Informal Response: As stated above, the Department advises that it knows the identity of more than 1,000 non-compliant entities based upon the information collection process conducted by the Department last year. Absent some form of fraudulent misrepresentation, the Department anticipates that each such entity requesting permission to participate in the universal settlement agreement will be allowed to do so - provided, however, that the Department obtains the consent of the Tennessee Attorney General and Comptroller of the Treasury for the overall settlement process. The Department may announce on its website when such consents are obtained.

(d) Issue: Is the VDP still available for an allegedly non-compliant FONCE which is not currently under audit by the Department?

Informal Response: The Department advised that the VDP is still available, although the Department would prefer that a non-compliant FONCE participate through the settlement agreement process rather than the VDP. However, the Department did acknowledge that if the non-compliant entity is organized in another state and not of record with the Department for tax purposes but should be, then that entity may not have been identified by the Department through its information gathering process last year.
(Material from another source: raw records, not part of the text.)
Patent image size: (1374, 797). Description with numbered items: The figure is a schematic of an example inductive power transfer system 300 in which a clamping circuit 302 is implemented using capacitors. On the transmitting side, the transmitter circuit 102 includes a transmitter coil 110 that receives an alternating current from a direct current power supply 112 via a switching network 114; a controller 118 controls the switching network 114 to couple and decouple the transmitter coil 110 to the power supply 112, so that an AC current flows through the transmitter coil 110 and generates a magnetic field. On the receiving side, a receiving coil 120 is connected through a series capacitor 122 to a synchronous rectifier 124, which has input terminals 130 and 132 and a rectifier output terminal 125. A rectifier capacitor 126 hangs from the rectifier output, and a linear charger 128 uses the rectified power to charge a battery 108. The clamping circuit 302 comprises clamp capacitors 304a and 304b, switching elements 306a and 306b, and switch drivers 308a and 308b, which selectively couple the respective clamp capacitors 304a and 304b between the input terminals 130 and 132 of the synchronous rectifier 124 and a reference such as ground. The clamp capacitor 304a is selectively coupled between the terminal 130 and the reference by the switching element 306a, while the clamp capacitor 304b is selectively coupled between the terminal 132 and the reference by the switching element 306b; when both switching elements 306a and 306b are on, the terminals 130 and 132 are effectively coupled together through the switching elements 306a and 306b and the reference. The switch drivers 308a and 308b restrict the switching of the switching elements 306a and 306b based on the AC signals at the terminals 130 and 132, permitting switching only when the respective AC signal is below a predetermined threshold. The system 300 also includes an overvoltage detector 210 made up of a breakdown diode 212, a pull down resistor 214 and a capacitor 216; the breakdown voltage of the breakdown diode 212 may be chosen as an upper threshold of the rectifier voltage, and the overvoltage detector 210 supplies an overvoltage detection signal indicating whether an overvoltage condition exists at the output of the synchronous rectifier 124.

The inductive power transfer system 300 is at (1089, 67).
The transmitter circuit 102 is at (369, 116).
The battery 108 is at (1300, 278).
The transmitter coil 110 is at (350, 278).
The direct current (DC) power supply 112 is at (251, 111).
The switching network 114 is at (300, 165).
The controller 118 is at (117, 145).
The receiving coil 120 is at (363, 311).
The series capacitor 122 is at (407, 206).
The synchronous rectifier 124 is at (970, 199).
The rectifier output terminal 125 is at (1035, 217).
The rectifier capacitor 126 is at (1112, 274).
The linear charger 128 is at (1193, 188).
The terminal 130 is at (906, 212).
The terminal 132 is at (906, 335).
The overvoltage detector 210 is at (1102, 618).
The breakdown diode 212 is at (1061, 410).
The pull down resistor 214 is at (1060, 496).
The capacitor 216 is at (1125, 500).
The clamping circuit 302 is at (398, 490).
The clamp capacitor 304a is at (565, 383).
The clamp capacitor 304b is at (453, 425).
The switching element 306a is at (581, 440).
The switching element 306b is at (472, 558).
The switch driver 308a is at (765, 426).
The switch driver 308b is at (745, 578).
As a result, the VDP would be available to such non-compliant entity, assuming that such entity has not been contacted for or under audit by the Department.

Please note that the Department's informal responses to the above issues are subject to change. Further, there are many other issues which must be analyzed on a case by case basis with respect to any entity considering this universal settlement possibility.

2008 Tax Period

In any event, the universal settlement agreement will not cover the 2008 tax period. The Notice states that a non-compliant FONCE seeking admission to the universal settlement must file a completed franchise and excise tax return for the 2008 tax period on or before the 15th day of the fourth month following the close of that taxable period.

Annual Disclosure Form Required

In an announcement on February 27 separate from the Notice, the Department stated that entities who receive income from passive investments (FONCEs), farms and personal residences must now, in addition to filing the required annual exemption forms, file a disclosure of activity form to continue their exemption. The Department further stated that affordable housing, venture capital funds, diversified investment funds, obligated member entities, asset-backed securitization and security third party indebtedness still must file the annual exemption renewal but not the disclosure form.